Этой ночью Эмма резко подскочила от странного шума, донёсшегося из комнаты родителей. Сначала девушка, посчитавшая это очередным сюрпризом судьбы, не хотела вставать, вмешиваться, разбираться, но, подумав, всё же решила проверить, в чём же заключалась животрепещущая проблема. Может, отец и вовсе уже расправился с матерью, оставив её окровавленный труп разлагаться в одной из тесных и неуютных комнат?
Стянув с себя одеяло, Эмма слезла с кровати и, окинув мимолётным взглядом мебель, тихонько выбралась из комнаты.
Тишина, зловещая, непроницаемая, казалась особенно жуткой после того оглушительного грохота, всполошившего весь дом. Но Эмму это не волновало, ведь для неё главным было — проверить, жива ли мать и не сотворил ли чего неладного отец, на закате дня находившийся в весьма дурном расположении духа. А остальное — не важно. Что бы ни случилось — оно не имело смысла, а значит, уделять ему внимание, тратя своё драгоценное время, не стоило.
Вот девушка уже стояла около комнаты родителей и, примкнув к двери, внимательно прислушивалась к звукам, какие, возможно, оттуда раздавались. До её ушей донеслись жалобные стоны, от которых обычному человеку сразу стало бы не по себе, и он бы, скорее всего, тут же съежился, словно ребёнок, ненароком наткнувшийся на страшную картинку в доброй книге сказок.

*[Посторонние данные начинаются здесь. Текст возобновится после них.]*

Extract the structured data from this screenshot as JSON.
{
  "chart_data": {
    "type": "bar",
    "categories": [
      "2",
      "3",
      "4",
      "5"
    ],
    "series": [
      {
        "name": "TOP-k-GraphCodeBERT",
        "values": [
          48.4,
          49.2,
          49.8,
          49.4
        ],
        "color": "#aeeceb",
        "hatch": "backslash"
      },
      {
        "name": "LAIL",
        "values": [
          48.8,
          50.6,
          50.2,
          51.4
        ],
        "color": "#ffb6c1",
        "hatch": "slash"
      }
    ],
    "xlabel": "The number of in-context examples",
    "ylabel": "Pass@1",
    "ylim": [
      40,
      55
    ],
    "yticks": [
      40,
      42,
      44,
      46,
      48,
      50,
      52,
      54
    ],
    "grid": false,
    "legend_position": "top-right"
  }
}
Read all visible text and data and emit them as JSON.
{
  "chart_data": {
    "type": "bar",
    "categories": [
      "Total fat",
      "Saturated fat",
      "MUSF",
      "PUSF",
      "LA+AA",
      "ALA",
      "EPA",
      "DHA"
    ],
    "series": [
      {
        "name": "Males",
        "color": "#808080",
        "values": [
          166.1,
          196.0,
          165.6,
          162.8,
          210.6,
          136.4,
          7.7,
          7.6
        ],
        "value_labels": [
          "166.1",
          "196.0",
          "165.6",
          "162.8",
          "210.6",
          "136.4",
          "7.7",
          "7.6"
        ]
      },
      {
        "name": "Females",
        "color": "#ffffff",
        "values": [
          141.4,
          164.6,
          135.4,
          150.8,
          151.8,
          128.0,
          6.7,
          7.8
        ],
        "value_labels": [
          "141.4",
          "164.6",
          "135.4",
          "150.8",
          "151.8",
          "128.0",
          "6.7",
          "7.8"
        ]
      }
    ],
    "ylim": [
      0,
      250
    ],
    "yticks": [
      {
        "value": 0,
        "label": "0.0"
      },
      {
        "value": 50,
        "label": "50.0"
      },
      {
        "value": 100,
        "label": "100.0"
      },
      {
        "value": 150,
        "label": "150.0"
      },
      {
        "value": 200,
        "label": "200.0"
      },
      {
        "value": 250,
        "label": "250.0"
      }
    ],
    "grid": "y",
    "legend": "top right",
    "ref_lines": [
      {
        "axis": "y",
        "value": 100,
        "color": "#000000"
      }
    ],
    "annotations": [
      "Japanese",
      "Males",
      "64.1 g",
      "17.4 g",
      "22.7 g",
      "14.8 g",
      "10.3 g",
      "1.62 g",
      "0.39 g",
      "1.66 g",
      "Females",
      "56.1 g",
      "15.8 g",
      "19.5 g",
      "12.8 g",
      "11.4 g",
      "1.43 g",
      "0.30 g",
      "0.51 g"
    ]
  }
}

Эмма сначала, как и всегда, отреагировала равнодушно, не придав этим жутковатым звукам абсолютно никакого значения, по причине их невеликой важности. Вернее, равнодушно для себя нынешней. Равнодушно для голоса, обитавшего в глубинах ей сознания. Но не равнодушно для себя прежней, которая ещё могла пробудиться в нужный момент, широко раскрыв глаза, застланные дымкой вечной скуки.
Сделав резкое движение, Эмма, словно опомнившаяся от недлительного забытья, распахнула поскрипывающую дверь и, пробравшись в комнату, пристально вгляделась в очертания объектов, что тонули в мягком ночном мраке. Попытка что-то увидеть окончилась неудачей, так как ничего, кроме смутных силуэтов дивана, комода, хилых цветов и нескольких маленьких зеркал, она не приметила.
Однако о присутствии Эммы в комнате родители уже явно знали, а значит, прятаться было глупо — Колдвелл прекрасно это осознавала, поэтому, не став медлить, практически сразу прокралась к кровати, где, нащупав пыльный светильник, осторожно надавила на заедающий выключатель. Блеклый свет озарил спальню, разнёсся по ней множеством переливающихся бликов и, сфокусировавшись в середине, очертил жутковатую картину.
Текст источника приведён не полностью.